Hemp is an easy and cheap growing product. Cannabis has all kind of characteristics hardly known today. It is a prosperous ‘Walhalla’ for R&D. Hemp cleans the soil from all kinds of nasty pollutions. In the Tjernobil area, hemp is grown to clean the ground as it does on polluted mine areas. Hemp is one of the best CO² catchers and even bees living in a hemp field do not give their larvae the deadly bacteria that kills so many populations today.

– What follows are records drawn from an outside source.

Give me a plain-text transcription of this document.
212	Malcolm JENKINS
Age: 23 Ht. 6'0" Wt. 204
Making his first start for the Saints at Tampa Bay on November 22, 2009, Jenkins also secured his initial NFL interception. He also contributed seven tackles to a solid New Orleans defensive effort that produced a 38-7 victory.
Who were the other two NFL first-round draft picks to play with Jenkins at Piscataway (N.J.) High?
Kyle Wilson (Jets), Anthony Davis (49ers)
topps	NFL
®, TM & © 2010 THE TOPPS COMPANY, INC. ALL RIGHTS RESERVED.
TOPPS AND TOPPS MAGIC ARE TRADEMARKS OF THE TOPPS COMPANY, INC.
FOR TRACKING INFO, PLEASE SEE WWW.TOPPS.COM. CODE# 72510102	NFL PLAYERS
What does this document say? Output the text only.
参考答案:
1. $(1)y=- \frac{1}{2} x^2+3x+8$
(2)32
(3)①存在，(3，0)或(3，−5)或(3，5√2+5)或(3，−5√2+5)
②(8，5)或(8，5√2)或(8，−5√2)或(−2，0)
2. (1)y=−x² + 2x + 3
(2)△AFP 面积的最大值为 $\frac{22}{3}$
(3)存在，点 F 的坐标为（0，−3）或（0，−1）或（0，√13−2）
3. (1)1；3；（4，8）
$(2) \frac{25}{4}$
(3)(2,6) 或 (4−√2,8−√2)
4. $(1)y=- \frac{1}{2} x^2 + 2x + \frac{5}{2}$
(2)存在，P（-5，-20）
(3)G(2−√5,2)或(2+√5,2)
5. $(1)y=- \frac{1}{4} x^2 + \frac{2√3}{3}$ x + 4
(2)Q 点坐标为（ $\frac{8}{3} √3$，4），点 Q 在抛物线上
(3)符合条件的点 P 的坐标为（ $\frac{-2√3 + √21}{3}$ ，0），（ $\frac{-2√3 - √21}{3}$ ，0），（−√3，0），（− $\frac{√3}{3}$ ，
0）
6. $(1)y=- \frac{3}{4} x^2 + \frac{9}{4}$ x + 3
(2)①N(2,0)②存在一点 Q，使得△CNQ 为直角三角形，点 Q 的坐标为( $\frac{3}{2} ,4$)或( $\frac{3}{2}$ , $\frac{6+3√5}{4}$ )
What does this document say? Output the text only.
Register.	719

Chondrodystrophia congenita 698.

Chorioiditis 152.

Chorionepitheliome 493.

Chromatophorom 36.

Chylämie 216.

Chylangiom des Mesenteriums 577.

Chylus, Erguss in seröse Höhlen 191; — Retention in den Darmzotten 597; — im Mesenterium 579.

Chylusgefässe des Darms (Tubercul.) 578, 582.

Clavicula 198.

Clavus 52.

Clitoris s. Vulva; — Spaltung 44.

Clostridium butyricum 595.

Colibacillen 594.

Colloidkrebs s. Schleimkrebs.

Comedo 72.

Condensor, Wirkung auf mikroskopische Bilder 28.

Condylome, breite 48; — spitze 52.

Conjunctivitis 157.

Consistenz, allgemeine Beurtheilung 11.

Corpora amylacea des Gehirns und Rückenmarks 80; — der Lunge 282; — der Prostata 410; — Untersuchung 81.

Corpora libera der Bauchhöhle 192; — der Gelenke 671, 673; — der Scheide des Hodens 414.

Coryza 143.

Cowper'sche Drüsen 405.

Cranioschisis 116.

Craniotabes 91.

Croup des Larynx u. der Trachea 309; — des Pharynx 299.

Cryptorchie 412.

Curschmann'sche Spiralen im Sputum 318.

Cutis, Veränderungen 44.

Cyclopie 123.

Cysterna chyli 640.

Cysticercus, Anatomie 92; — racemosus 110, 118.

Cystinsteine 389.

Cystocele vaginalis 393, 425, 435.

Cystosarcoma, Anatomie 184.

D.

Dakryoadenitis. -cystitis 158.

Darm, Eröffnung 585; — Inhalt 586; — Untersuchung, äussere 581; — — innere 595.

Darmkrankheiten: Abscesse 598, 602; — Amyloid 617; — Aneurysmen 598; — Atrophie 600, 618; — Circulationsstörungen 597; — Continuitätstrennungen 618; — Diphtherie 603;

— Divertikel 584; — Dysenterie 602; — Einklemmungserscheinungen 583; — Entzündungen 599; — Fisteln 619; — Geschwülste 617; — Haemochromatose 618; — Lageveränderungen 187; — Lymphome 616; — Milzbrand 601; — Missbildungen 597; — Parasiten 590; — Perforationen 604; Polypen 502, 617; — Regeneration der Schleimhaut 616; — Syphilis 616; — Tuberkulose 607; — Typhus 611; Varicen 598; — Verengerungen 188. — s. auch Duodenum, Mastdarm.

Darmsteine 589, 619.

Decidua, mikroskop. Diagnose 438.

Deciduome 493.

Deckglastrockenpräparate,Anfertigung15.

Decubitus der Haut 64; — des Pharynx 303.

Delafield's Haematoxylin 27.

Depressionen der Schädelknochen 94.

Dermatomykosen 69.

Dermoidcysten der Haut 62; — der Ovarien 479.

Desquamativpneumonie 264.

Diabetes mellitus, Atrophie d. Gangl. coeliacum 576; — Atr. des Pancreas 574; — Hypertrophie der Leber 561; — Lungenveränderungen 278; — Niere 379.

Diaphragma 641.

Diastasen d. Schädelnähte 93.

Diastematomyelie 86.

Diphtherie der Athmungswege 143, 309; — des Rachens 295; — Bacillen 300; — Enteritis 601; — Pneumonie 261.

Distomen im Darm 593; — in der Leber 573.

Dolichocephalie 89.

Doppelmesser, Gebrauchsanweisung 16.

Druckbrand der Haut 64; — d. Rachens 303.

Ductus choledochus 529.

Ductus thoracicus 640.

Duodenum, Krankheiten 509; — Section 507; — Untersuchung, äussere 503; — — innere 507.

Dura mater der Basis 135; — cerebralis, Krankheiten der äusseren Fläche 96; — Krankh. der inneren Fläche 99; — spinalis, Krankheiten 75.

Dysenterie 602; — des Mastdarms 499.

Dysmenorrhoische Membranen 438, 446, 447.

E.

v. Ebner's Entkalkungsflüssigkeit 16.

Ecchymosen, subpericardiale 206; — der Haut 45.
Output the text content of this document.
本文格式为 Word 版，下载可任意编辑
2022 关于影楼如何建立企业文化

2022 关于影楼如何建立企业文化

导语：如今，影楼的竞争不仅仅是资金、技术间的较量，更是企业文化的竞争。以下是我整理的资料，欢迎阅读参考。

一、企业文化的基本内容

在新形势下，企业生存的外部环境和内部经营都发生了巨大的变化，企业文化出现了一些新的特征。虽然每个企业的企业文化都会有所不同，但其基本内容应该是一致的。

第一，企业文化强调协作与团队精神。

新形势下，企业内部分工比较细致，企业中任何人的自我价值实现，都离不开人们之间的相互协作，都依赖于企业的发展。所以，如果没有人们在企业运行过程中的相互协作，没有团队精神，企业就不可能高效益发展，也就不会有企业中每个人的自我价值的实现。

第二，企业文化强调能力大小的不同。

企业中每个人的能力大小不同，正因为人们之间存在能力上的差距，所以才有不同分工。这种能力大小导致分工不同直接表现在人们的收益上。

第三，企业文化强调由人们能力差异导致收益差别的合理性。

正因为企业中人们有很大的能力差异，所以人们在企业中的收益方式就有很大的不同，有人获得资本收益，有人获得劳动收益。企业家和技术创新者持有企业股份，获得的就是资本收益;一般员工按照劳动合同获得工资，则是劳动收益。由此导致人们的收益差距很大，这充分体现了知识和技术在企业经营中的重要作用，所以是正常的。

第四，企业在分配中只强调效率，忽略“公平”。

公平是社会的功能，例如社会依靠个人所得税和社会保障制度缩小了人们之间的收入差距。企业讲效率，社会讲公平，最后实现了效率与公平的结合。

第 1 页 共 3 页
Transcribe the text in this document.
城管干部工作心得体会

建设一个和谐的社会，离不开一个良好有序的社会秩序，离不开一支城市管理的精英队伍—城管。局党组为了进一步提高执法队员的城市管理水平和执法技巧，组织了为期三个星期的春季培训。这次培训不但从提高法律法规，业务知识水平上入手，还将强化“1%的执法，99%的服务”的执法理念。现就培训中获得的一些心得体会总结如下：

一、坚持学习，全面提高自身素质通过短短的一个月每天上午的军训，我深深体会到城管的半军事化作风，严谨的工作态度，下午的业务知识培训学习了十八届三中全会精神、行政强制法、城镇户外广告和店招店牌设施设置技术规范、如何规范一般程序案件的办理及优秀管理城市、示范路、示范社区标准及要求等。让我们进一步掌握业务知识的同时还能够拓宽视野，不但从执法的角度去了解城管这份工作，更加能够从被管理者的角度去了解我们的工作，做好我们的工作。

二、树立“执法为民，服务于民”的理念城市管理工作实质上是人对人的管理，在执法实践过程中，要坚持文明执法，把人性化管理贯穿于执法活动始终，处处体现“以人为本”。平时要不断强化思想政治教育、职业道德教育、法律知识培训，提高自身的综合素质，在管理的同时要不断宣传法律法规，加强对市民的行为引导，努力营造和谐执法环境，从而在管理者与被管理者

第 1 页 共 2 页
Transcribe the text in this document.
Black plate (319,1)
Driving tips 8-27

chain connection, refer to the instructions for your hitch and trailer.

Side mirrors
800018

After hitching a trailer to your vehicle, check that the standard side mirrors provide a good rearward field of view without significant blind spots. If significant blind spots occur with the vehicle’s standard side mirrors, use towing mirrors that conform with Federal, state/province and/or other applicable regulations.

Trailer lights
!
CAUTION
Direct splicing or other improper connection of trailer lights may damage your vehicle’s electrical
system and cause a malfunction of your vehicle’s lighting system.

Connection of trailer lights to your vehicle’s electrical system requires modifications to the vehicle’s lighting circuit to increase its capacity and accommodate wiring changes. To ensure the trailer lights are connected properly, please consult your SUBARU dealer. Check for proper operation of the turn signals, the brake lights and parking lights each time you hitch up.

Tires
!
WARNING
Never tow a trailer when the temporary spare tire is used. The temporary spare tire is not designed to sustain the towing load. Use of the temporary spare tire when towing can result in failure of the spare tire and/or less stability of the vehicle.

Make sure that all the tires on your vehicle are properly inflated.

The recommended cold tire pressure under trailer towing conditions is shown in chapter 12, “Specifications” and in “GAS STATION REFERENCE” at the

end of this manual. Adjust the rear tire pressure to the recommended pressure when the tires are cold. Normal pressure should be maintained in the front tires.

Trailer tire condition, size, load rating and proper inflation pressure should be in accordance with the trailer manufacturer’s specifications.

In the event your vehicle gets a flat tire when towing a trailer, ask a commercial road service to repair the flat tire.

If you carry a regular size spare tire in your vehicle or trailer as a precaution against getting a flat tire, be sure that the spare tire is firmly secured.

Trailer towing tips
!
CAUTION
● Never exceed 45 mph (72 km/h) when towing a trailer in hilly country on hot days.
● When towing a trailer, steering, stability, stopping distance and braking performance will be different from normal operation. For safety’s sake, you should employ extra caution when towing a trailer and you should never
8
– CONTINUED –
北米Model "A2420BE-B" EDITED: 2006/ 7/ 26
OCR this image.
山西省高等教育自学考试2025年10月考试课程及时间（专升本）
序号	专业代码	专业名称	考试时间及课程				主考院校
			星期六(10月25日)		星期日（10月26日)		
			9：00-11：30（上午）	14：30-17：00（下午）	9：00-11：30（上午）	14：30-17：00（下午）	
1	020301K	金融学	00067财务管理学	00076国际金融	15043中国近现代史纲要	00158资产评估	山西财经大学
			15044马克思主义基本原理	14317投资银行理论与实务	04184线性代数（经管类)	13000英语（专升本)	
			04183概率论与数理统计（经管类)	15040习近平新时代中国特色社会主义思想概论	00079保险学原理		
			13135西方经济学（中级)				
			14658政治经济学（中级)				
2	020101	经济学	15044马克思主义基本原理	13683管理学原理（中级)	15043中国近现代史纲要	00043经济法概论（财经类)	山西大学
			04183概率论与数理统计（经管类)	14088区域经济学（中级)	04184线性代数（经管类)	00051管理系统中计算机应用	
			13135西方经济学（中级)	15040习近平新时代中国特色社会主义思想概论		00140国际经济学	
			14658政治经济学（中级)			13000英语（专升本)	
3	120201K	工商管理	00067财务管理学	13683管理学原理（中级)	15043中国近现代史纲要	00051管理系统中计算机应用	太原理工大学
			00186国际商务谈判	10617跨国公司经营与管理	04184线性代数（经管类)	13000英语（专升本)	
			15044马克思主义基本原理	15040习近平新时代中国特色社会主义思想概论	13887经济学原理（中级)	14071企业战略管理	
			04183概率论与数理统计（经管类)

All parts of the hemp plants can be used commercially: as feed-stock but also in stables for the animals to rest on, the sap as biofuel, the cells and the stalks for clothing (extremely heat resistant), the leaves as pet food, the flowers (try and smoke them, and you realise), the seeds for food. The number of medicines producing from hemp seems endless and will grow year after year.

 

 

Hemp, cannabis and marijuana: what’s the difference

In the United States, marijuana is defined as any Cannabis sativa plant that has greater than 0.3 percent THC. THC, short for tetrahydrocannabinol, is the primary psychoactive compound in cannabis. The more THC you consume, the more changes you will notice in your cognition and how you feel. In essence, THC gets you “high.” Hemp plants are defined as any cannabis plant that has 0.3 percent or less THC. Even a plant with 0.4 percent THC would be classified as a marijuana plant, in spite of the fact that 0.4 percent isn’t going to have a noticeable psychoactive effect.

Source: analyticalcannabis.com

The Cannabaceae family

Taxonomically speaking, hemp is a member of the Cannabaceae family with the genus Cannabis comprising three species: Cannabis sativa, Cannabis indica and Cannabis ruderalis. Another economically important member of the Cannabaceae family is hops (Humulus), used to produce beer. There are more than 170 commercial hemp varieties and this number is growing rapidly.